Not sure that FS will appreciate this, but I think most of the regular readers will really appreciate reading this article regarding NASCAR’s much flawed method for quantifying how great races are by their numbers….


Kurt Smith

Who you gonna believe, Bill? NASCAR or your lyin’ eyes?!?

Kurt Smith

BTW great read, thanks for sharing that. I’ve never bought into the whole “there were so many passes!” BS that NASCAR trots out, but this piece actually quantifies why it’s always been BS.

The amazing thing is they’re trying to sell this stuff and basically tell fans that they don’t know what the hell they’re talking about.
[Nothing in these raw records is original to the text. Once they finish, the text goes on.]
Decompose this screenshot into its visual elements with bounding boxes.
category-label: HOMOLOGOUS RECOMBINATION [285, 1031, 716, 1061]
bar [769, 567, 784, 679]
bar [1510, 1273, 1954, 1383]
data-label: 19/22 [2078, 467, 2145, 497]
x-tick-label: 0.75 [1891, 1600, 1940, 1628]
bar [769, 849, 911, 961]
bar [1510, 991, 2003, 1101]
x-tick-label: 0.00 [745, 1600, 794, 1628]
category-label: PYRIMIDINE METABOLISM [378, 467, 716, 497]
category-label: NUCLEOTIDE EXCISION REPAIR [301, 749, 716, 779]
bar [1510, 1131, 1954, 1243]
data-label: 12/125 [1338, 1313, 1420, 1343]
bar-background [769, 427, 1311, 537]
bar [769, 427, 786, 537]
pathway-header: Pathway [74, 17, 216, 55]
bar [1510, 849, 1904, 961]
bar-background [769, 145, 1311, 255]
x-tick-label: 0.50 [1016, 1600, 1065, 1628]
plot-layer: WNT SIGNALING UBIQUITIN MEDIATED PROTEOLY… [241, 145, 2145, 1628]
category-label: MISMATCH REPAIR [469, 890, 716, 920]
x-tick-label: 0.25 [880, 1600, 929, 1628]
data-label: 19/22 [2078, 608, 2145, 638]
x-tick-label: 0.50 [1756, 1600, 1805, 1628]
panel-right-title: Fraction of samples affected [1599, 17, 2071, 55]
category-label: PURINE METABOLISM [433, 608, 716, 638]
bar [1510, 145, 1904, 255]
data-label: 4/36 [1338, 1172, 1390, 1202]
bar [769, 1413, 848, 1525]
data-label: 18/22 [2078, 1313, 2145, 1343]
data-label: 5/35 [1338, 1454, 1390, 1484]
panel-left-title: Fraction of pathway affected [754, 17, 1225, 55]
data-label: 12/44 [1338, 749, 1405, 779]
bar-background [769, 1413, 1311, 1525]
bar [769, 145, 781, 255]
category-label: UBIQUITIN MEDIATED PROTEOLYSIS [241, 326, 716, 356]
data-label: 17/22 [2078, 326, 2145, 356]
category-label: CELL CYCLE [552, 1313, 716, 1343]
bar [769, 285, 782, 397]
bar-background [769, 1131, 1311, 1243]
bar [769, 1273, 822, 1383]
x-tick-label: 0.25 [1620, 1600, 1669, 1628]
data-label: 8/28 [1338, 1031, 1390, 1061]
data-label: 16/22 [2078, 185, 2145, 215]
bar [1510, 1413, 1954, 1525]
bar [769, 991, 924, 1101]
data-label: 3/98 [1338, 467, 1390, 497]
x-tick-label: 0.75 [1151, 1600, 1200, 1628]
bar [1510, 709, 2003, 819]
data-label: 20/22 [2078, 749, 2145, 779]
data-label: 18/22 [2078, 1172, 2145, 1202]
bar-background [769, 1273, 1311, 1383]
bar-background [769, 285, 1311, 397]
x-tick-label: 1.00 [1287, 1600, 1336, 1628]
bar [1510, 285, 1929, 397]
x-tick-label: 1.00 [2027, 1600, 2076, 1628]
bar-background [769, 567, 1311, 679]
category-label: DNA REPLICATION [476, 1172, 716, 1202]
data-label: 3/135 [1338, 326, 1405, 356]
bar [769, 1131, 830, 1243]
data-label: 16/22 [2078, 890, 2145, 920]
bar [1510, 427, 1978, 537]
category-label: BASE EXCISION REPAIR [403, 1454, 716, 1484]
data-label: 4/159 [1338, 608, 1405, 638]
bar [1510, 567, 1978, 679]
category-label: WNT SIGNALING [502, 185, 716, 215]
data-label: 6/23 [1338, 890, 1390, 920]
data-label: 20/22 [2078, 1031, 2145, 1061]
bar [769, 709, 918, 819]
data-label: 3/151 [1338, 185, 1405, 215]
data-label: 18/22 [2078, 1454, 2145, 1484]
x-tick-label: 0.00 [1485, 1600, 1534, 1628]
Their arrogance has been so costly to them and yet it continues.

Bill B

I wonder if the TV networks buy into this crap when the contracts are negotiated next year.
I’d bet the only stat they care about is ratings and specifically, ratings for 18 to 37 year olds (or whatever the coveted demographic is).

Kurt Smith

That’s the demographic that gets into the sport because of their fathers, a good reason not to p*** the Dads off.


Good article Bill B! thanks for posting it.


Thanks for sharing Bill B. Very interesting.


Crappy race! A truly undeserving winner, acting as if he was a deserving winner. Lucky win. Plate racing sucks. Oh well, that’s the name of the game today.

Carl A

In the undeserved category even Bubba won.